I have a story in the January/February 2015 issue of Black Static:
There is no stopping progress. You may buy a plot of land, build a home, raise a family, join a church, and volunteer for the local PTA — but if the authorities determine someone somewhere else is thirstier than you, then they will drown your American Dream with no more effort than turning the spigot counterclockwise.
In 1936, when the Norris Dam was completed along Tennessee’s Clinch River, landowners in the century-old trade center of Loyston were relocated and the town submerged beneath the resulting lake. Neversink, New York, population two-thousand, was sacrificed to the waves of the Neversink Reservoir after the residents of New York City grew a little too dry in the mouth. When it was decided the right of a Boston Brahmin to flip his tap handle and fill his glass trumped those of plebeians living in Dana, Enfield, Greenwich, and Prescott, Massachusetts, the four towns disappeared beneath the Quabbin Reservoir. And upon completion of the Saville Dam along a branch of the Farmington River in 1940, the crossroads village of Barkhamsted Hollow, Connecticut — farmhouses, church, and cemetery — vanished underwater so that the citizens of Hartford might wet their lips.

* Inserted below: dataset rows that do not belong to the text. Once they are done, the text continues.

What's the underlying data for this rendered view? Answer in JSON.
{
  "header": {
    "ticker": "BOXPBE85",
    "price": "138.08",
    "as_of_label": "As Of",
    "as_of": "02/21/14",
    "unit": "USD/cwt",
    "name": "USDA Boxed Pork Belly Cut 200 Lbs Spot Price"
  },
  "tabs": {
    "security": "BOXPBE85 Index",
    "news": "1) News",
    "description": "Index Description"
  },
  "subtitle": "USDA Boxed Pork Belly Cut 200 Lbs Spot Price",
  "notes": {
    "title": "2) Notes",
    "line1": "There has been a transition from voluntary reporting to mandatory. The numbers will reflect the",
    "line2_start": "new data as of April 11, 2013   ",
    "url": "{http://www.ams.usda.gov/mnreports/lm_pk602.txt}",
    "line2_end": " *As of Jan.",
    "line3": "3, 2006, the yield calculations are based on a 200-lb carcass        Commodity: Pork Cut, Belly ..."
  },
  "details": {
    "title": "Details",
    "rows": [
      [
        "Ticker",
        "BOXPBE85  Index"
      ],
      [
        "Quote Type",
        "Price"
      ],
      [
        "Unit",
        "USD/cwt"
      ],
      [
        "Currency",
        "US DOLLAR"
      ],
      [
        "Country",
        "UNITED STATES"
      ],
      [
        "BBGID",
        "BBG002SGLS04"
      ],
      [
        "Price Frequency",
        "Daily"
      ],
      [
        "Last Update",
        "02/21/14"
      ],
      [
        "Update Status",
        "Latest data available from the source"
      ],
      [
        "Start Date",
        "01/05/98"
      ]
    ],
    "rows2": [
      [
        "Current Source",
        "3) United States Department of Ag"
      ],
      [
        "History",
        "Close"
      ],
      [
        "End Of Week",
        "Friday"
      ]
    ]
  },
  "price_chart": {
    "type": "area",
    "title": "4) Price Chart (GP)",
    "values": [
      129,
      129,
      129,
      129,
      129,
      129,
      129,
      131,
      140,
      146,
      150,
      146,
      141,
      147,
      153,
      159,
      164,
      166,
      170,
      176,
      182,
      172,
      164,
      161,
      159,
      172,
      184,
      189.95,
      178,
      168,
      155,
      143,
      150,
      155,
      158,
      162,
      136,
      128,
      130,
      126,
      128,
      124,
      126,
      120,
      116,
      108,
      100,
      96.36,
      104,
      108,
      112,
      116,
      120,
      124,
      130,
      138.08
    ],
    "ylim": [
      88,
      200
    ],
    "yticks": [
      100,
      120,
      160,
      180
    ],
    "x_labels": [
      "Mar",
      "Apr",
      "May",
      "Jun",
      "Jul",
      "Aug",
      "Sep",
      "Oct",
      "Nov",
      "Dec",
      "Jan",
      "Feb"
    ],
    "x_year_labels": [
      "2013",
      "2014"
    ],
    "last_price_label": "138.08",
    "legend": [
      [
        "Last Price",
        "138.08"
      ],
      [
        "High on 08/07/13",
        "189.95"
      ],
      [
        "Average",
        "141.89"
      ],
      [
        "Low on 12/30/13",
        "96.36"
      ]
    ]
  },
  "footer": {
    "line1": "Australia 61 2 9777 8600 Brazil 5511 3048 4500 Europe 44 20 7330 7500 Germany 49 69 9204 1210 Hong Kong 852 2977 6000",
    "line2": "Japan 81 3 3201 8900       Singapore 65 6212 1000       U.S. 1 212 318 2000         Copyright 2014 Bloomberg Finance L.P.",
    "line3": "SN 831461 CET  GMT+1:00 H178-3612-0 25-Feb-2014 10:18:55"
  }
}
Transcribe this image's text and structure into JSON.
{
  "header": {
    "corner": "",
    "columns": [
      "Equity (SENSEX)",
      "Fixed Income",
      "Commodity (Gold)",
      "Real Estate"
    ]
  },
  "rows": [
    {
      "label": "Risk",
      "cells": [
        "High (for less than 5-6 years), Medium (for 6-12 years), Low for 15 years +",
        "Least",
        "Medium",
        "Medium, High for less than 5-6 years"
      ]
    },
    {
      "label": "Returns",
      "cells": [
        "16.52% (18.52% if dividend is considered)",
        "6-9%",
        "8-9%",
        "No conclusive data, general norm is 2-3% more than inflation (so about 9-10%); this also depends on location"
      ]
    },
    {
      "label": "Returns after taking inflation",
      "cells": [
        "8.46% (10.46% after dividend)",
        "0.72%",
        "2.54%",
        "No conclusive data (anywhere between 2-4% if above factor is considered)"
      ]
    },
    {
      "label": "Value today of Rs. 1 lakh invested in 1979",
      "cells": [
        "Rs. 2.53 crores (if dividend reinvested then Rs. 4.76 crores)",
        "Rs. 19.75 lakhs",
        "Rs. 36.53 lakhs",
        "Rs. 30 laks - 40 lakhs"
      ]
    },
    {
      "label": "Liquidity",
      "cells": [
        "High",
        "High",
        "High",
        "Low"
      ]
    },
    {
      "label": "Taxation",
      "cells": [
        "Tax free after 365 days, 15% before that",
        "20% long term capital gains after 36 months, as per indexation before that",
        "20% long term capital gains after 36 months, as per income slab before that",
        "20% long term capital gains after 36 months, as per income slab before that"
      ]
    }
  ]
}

I was a little shocked when Andy Cox accepted “Fishers;” it is a very American story and when I sent it I wasn’t sure the historical background would translate. But I suppose I don’t have to know the intricacies of lines of royal succession or the industrialization of Greater Manchester to enjoy M.R. James, Robert Aickman, or Susanna Clarke (to name the three most recent authors I’ve read), so perhaps the width of the Atlantic isn’t as great as I sometimes imagine.
On these western shores you can find Black Static at Barnes & Noble — though often a month or two after the magazine’s cover date.